My focus now is on regrowing my nail as quickly and as strongly as I possibly can. And when I looked up what sorts of foods and minerals might help in the regrowing of strong, healthy nails, I discovered that there’s simply nothing better than a steady diet of garlic.
So that means that I am digging out my old recipe for the Garlic Soup Of Doom. You might find it useful the next time you need to vanquish a particularly malevolent foe, such as a head cold, flu, or hangover. Adapted from a much more sophisticated dish found in The Silver Palate cookbook, and refined over many years of use and experimentation, the Garlic Soup Of Doom will fight all comers.
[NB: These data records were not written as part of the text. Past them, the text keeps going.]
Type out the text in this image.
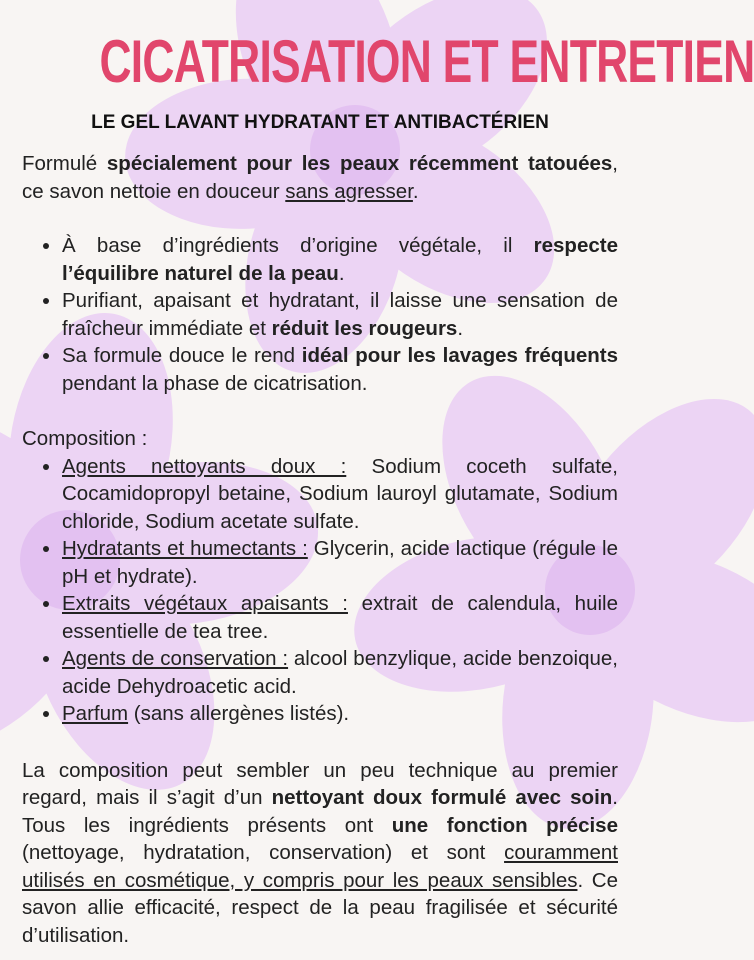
CICATRISATION ET ENTRETIEN
LE GEL LAVANT HYDRATANT ET ANTIBACTÉRIEN

Formulé spécialement pour les peaux récemment tatouées, ce savon nettoie en douceur sans agresser.

• À base d’ingrédients d’origine végétale, il respecte l’équilibre naturel de la peau.
• Purifiant, apaisant et hydratant, il laisse une sensation de fraîcheur immédiate et réduit les rougeurs.
• Sa formule douce le rend idéal pour les lavages fréquents pendant la phase de cicatrisation.

Composition :

• Agents nettoyants doux : Sodium coceth sulfate, Cocamidopropyl betaine, Sodium lauroyl glutamate, Sodium chloride, Sodium acetate sulfate.
• Hydratants et humectants : Glycerin, acide lactique (régule le pH et hydrate).
• Extraits végétaux apaisants : extrait de calendula, huile essentielle de tea tree.
• Agents de conservation : alcool benzylique, acide benzoique, acide Dehydroacetic acid.
• Parfum (sans allergènes listés).

La composition peut sembler un peu technique au premier regard, mais il s’agit d’un nettoyant doux formulé avec soin. Tous les ingrédients présents ont une fonction précise (nettoyage, hydratation, conservation) et sont couramment utilisés en cosmétique, y compris pour les peaux sensibles. Ce savon allie efficacité, respect de la peau fragilisée et sécurité d’utilisation.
The Garlic Soup of Doom takes no prisoners.
2 – 10 cloves of garlic, depending on how dire your circumstances are, peeled and very thinly sliced
2 Tbs olive oil
1/4 tsp paprika
2 cups water or chicken stock
1 bagel (I like an Everything bagel, but onion bagels are good too), halved and very thinly sliced
Tabasco and Worcestershire sauce to taste
Kosher salt and crushed black pepper
- Heat the oil in a saucepan and reduce heat to medium-low.
- Add the thinly-sliced garlic to oil and cook, stirring constantly to keep the garlic from browning. Cook about 1-2 minutes, just long enough to soften the garlic slices and flavor the oil.
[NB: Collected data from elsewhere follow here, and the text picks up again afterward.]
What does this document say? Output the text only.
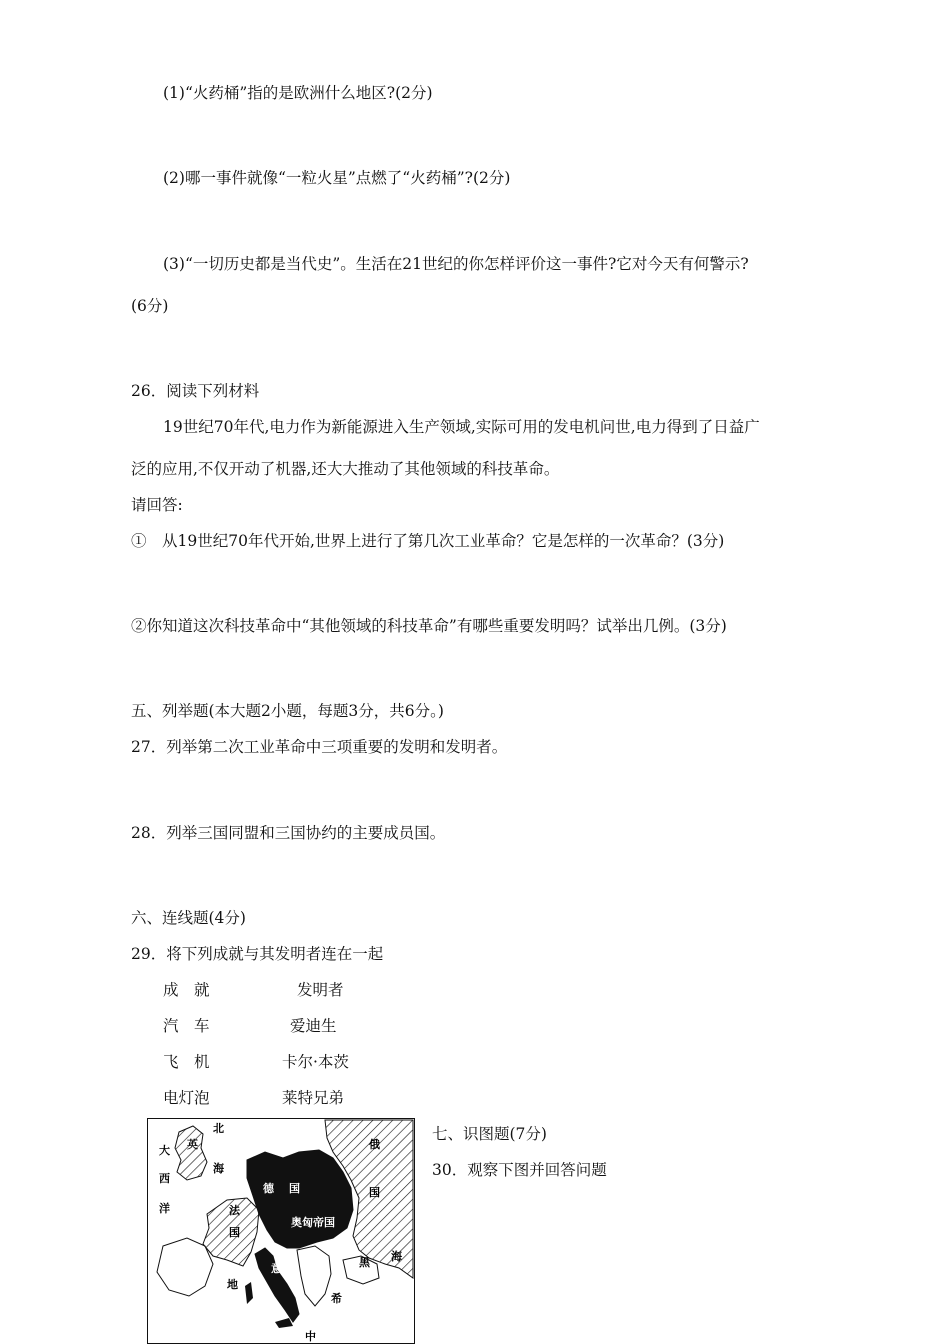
(1)“火药桶”指的是欧洲什么地区?(2分)
(2)哪一事件就像“一粒火星”点燃了“火药桶”?(2分)
(3)“一切历史都是当代史”。生活在21世纪的你怎样评价这一事件?它对今天有何警示?
(6分)
26．阅读下列材料
19世纪70年代,电力作为新能源进入生产领域,实际可用的发电机问世,电力得到了日益广
泛的应用,不仅开动了机器,还大大推动了其他领域的科技革命。
请回答:
①　从19世纪70年代开始,世界上进行了第几次工业革命？它是怎样的一次革命？(3分)
②你知道这次科技革命中“其他领域的科技革命”有哪些重要发明吗？试举出几例。(3分)
五、列举题(本大题2小题，每题3分，共6分。)
27．列举第二次工业革命中三项重要的发明和发明者。
28．列举三国同盟和三国协约的主要成员国。
六、连线题(4分)
29．将下列成就与其发明者连在一起
成　就	发明者
汽　车	爱迪生
飞　机	卡尔·本茨
电灯泡	莱特兄弟
七、识图题(7分)
30．观察下图并回答问题
大
西
洋
英
北
海
德 国
法
国
俄
国
奥匈帝国
黑 海
地
中
意
希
- Add paprika to pan and cook very briefly — maybe 10-20 seconds — so as not to burn the spice and turn it bitter. Just toast it in the oil, mix with garlic, and then
- Add water or stock and bring to a boil.
- Add a shot of Tabasco and/or Worcestershire sauce. A little goes a long way. Add salt and fresh black pepper to taste. Then simmer mixture on low for about 10 minutes.
- Add thinly sliced bagel and cover with liquid.
- Once liquid is bubbling again, drop in egg gently (do not break yolk) and cover with liquid. Poach egg in softly simmering soup for about three minutes and serve.
This soup is probably going to look utterly disgusting the first time you make it, and maybe the tenth time you make it, too, and if you’re not a huge fan of soggy bread (which I generally am not), then you will undoubtedly maintain a high level of skepticism about the whole enterprise. Until you have eaten it, and your all little cells and mitochondria go absolutely bonkers with all the delicious, insanely useful garlic you’ve just fed them, and you feel miles and miles better in a matter of hours.
I am currently enjoying a bowl of this soup as part of my efforts to regrow a happy, healthy fingernail, heal my wounds from The Surgery, and, one hopes, be able to wear my wedding ring again after two years of increasingly awful pain that made me keep anything and everything away from that part of my hand.
And once I finish eating this delicious bowl of garlic soup, I’m going to exercise all of my nifty little fingers quite strenuously, by typing another 2,000 – 3,000 words of this here steamy Regency Romance Novel of mine.
I do believe I have a coming-out ball to plan.